On Divine Philanthropy

From Plato to John Chrysostom

by Bishop Danilo Krstic

This book describes the use of the notion of divine philanthropy from its first appearance in Aeschylos and Plato to the highly polyvalent use of it by John Chrysostom. Each page is marked by meticulous scholarship and great insight, lucidity of thought and expression. Bishop Danilo’s principal methodology in examining Chrysostom is a philological analysis of his works in order to grasp all the semantic shades of the concept of philanthropia throughout his vast literary output. The author overviews the observable development of the concept of philanthropia in a research that encompasses nearly seven centuries of literary sources. Peculiar theological connotations are studied in the uses of divine philanthropia both in the classical development from Aeschylos via Plutarch down to Libanius, Themistius of Byzantium and the Emperor Julian, as well as in the biblical development, especially from Philo and the New Testament through Origen and the Cappadocians to Chrysostom.

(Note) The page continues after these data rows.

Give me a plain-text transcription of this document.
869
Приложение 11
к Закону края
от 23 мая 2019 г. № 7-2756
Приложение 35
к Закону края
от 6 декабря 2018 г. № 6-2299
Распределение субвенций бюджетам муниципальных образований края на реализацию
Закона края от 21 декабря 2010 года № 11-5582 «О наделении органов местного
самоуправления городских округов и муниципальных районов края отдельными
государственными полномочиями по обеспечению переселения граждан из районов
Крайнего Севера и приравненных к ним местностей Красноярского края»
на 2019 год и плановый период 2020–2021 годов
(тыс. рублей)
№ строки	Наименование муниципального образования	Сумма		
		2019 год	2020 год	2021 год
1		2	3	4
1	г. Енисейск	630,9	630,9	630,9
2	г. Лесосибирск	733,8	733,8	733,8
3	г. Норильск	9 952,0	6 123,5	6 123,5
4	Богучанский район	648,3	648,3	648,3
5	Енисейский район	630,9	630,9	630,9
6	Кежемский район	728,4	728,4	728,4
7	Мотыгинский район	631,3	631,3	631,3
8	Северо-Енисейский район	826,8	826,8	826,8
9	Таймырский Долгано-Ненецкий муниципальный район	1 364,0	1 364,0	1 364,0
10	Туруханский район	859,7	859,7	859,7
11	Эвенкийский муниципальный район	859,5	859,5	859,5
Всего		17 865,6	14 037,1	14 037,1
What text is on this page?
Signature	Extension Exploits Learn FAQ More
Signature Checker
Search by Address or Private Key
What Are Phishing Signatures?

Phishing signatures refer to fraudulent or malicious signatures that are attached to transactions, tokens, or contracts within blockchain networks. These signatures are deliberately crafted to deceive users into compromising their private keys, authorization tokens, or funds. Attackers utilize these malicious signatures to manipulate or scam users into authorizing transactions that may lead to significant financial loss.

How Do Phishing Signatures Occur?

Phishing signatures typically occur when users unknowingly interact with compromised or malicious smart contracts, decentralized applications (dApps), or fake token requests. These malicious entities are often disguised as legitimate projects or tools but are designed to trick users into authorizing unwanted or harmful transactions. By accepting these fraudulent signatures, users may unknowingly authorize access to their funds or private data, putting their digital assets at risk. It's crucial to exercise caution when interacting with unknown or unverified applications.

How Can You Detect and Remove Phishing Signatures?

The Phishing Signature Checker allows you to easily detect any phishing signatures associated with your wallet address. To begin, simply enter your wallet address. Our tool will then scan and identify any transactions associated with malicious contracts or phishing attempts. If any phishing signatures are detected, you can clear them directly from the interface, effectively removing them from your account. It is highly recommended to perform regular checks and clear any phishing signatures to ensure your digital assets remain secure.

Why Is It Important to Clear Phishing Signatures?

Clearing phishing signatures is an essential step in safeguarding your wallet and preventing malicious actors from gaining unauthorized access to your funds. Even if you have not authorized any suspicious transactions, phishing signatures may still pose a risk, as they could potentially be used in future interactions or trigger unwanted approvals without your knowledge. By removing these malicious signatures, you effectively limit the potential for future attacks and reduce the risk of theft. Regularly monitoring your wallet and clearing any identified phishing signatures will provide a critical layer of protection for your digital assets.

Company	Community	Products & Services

With this book, the author invites us to re-read Chrysostom’s golden pages on the ineffable philanthropy of God. "There is a modern ring in Chrysostom’s attempt to prove that we are loved—no matter who and where we are—and even infinitely loved, since our Friend and Lover is the infinite Triune God."

The victory of Chrysostom’s use of philanthropia meant the affirmation of ecclesial culture even at the level of Graeco-Roman culture. May we witness the same reality today in the modern techno-scientific world in which we live.